Jayalalithaa Death Mystery Unveiled

Former Tamil Nadu chief minister J Jayalalithaa was rushed to hospital on 22 September and spent over 75 days there, until she succumbed to a cardiac arrest and died on 5 December. Opposition leader Stalin and few others demanded that the state government should release a white paper on the treatment meted out to Jayalalithaa.

Interestingly, a day after Chinnamma Sasikala was nominated as new chief minister of Tamil Nadu, British doctor Richard Beale who treated Jayalalithaa in the hospital revealed important details of the former CM’s deteriorating health and the treatment provided to her in the situations kept secret till now. 

Beale and other doctors made the following revelations in a press press briefing today:

Beale said that Jayalalithaa was conscious while she was brought in an ambulance from her home in Chennai’s Poes Garden to the city’s Apollo Hospital on the night of September 22 last year. Different theories had been floating since months now speculating the condition in which Jayalalithaa was taken to the hospital.

Jayalalithaa was admitted for fever and dehydration and put on ventilator occasionally in the hospital. She also interacted with people often.

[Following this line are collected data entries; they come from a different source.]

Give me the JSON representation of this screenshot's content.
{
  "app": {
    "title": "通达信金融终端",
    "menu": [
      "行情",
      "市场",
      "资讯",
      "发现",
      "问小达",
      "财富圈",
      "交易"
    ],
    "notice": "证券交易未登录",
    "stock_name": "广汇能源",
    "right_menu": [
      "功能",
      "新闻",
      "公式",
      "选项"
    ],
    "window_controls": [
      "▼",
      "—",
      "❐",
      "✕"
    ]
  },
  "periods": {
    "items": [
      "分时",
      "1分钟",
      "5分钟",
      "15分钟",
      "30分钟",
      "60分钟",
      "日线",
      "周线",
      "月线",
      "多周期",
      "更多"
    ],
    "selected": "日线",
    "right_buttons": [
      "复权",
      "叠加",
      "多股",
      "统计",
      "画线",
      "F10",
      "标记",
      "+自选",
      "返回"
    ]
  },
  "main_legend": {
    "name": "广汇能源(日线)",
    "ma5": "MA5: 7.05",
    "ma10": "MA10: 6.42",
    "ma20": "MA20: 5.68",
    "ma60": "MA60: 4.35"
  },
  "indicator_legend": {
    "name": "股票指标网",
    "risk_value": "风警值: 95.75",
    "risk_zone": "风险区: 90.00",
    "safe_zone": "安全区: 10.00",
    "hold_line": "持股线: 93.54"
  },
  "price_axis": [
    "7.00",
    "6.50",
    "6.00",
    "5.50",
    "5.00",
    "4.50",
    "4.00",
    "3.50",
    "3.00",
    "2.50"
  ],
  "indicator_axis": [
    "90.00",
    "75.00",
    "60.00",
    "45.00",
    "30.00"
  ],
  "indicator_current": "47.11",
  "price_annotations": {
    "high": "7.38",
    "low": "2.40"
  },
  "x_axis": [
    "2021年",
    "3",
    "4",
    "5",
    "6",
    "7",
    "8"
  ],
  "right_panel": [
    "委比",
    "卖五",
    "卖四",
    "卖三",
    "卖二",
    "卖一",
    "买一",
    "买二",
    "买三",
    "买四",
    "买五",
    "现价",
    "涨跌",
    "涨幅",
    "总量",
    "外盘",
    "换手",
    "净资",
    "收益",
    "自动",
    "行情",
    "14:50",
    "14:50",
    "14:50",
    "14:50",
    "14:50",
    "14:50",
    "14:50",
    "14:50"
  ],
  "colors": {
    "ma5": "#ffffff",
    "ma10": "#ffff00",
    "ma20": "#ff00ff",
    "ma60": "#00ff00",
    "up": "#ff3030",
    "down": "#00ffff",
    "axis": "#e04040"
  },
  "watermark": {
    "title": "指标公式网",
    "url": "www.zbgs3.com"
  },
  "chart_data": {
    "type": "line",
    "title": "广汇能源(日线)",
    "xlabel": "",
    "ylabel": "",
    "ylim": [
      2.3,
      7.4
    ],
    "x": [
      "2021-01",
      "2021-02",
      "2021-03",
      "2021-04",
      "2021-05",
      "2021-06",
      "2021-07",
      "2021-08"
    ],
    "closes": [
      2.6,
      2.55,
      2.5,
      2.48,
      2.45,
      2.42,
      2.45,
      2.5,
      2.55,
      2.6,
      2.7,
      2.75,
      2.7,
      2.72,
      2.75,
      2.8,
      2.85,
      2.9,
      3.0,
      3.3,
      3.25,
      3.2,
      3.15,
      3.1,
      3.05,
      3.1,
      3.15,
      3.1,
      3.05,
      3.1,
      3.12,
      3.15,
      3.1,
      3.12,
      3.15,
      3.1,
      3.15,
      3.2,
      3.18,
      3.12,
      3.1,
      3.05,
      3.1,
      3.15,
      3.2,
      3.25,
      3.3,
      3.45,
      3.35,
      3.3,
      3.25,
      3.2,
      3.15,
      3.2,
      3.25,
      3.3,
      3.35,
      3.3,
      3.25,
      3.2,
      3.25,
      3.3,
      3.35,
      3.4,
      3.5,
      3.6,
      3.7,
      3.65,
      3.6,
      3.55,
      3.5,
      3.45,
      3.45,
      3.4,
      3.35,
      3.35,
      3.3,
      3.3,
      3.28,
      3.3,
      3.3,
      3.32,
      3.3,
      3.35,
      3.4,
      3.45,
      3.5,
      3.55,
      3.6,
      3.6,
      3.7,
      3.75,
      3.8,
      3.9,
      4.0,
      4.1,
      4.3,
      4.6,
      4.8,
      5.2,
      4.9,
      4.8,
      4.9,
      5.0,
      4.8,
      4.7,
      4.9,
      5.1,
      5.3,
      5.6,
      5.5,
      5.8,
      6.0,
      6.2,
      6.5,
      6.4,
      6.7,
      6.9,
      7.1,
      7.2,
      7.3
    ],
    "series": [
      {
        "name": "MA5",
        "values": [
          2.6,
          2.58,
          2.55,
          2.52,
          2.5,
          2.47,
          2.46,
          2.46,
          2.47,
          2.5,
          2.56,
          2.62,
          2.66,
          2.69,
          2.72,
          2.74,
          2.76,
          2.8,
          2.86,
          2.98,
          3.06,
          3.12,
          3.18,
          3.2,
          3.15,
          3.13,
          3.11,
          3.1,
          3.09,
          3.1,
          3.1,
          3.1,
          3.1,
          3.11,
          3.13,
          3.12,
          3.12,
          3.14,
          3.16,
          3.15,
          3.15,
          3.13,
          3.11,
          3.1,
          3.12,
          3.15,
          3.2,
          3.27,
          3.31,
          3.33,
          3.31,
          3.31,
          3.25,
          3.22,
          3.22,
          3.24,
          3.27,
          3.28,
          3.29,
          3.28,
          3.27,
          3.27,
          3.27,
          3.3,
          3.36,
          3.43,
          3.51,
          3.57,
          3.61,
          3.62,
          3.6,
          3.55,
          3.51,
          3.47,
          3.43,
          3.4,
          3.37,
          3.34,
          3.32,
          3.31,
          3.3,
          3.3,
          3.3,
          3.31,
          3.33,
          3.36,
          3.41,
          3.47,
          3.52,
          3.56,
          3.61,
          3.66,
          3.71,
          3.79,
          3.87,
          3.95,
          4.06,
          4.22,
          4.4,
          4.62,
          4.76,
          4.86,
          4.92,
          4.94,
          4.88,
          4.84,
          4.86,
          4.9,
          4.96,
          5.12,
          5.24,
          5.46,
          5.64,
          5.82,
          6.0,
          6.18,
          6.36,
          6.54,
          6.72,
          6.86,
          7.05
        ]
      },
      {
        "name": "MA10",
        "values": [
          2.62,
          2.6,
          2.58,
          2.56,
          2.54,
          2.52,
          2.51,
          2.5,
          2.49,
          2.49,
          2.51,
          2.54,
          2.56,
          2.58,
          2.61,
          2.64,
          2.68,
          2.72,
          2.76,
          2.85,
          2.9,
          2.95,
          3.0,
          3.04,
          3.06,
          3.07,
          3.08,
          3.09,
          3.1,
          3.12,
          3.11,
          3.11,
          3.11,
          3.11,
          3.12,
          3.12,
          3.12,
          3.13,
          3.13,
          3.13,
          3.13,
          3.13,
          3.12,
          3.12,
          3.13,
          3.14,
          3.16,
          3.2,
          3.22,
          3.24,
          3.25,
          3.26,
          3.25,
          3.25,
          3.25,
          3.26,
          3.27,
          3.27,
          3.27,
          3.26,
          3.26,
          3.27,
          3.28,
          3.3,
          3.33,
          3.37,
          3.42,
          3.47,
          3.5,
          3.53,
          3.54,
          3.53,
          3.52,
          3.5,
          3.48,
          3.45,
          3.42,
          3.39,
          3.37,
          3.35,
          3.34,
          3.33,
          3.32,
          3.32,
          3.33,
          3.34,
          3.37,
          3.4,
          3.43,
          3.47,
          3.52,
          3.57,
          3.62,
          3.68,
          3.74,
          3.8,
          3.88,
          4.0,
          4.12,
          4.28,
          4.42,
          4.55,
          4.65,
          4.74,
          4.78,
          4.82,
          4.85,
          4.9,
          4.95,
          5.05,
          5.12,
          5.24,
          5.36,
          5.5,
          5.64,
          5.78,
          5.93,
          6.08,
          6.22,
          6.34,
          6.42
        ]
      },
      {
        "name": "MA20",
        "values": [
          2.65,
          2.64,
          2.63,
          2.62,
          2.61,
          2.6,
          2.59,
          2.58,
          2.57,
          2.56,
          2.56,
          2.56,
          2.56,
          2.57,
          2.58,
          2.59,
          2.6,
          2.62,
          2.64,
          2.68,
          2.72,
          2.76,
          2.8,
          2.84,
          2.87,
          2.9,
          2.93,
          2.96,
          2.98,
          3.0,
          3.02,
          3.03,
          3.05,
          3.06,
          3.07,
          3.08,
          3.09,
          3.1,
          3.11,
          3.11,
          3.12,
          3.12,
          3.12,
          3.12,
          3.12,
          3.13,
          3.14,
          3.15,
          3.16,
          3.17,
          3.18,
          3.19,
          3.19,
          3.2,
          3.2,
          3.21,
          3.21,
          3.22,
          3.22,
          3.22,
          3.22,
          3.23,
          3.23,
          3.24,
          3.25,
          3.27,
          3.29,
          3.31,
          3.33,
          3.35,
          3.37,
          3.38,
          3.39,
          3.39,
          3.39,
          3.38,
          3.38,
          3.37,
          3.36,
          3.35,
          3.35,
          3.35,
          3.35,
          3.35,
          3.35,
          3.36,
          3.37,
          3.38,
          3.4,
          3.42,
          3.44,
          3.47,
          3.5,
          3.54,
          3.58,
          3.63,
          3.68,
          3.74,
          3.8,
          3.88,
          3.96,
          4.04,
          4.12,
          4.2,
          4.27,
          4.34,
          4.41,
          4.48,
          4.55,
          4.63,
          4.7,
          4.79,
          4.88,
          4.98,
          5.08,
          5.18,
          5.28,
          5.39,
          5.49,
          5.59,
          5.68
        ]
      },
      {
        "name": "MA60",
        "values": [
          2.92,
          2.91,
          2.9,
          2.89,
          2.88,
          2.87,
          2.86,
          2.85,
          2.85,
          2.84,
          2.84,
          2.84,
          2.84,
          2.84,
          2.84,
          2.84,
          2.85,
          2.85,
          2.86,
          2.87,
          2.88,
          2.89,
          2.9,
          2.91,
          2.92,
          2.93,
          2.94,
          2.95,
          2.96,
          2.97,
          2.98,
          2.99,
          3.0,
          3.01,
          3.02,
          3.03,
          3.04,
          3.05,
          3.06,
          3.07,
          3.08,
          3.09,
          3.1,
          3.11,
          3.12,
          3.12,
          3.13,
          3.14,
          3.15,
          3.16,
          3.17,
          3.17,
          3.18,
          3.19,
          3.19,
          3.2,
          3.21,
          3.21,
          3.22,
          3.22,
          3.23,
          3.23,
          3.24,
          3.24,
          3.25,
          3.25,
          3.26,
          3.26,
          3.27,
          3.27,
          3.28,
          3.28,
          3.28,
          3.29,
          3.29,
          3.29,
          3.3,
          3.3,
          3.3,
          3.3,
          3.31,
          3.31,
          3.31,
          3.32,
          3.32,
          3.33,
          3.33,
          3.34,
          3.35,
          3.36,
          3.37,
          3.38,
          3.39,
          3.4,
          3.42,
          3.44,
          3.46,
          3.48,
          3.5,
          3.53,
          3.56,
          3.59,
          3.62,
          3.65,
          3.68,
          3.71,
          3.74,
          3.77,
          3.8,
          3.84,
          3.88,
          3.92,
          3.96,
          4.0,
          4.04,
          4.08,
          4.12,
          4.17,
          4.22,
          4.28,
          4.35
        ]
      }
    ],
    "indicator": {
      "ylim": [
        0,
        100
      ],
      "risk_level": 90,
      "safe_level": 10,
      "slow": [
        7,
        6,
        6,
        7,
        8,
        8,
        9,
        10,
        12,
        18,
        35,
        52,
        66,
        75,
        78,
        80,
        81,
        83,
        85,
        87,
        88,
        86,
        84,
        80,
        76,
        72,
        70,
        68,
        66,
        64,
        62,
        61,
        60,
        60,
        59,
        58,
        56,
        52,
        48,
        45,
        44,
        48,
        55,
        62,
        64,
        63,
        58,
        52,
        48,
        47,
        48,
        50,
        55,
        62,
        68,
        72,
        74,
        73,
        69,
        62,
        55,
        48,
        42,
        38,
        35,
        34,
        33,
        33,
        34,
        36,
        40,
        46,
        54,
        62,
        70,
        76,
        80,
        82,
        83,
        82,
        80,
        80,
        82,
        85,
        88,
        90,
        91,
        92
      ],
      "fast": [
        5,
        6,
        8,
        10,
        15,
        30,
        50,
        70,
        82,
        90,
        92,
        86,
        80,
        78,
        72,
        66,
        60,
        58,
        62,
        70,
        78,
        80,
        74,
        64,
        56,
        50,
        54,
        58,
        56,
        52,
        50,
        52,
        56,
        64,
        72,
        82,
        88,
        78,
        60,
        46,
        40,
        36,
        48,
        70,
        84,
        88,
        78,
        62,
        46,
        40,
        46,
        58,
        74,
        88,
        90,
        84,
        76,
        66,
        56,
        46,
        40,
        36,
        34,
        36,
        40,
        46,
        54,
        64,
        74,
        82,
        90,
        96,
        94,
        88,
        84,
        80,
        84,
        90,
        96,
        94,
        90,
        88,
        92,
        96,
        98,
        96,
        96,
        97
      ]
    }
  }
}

P Balaji of Madras Medical College and K Babu of Apollo Hospitals had signed in election forms on which her thumb impression was taken, Beale said. The said affidavit was taken for nominating party candidates for elections in two seats and a bypoll contest last year.

Beale said that there was possibility of sepsis, which is the body’s response to an infection, to have spread fast across Jayalalithaa’s body and caused damage to other organs. Beale added, however, that Jayalalithaa had shown signs of recovery and that she was responding to the treatment.

Beale said that the doctors were not clear on the source of the infection but found after repeated tests that the infection was, indeed, present in her blood. “So bacteria were going from the blood and that was where the infection was identified and resulted in her general poor condition.”
Jayalalithaa was known to be a patient of diabetes and high blood pressure.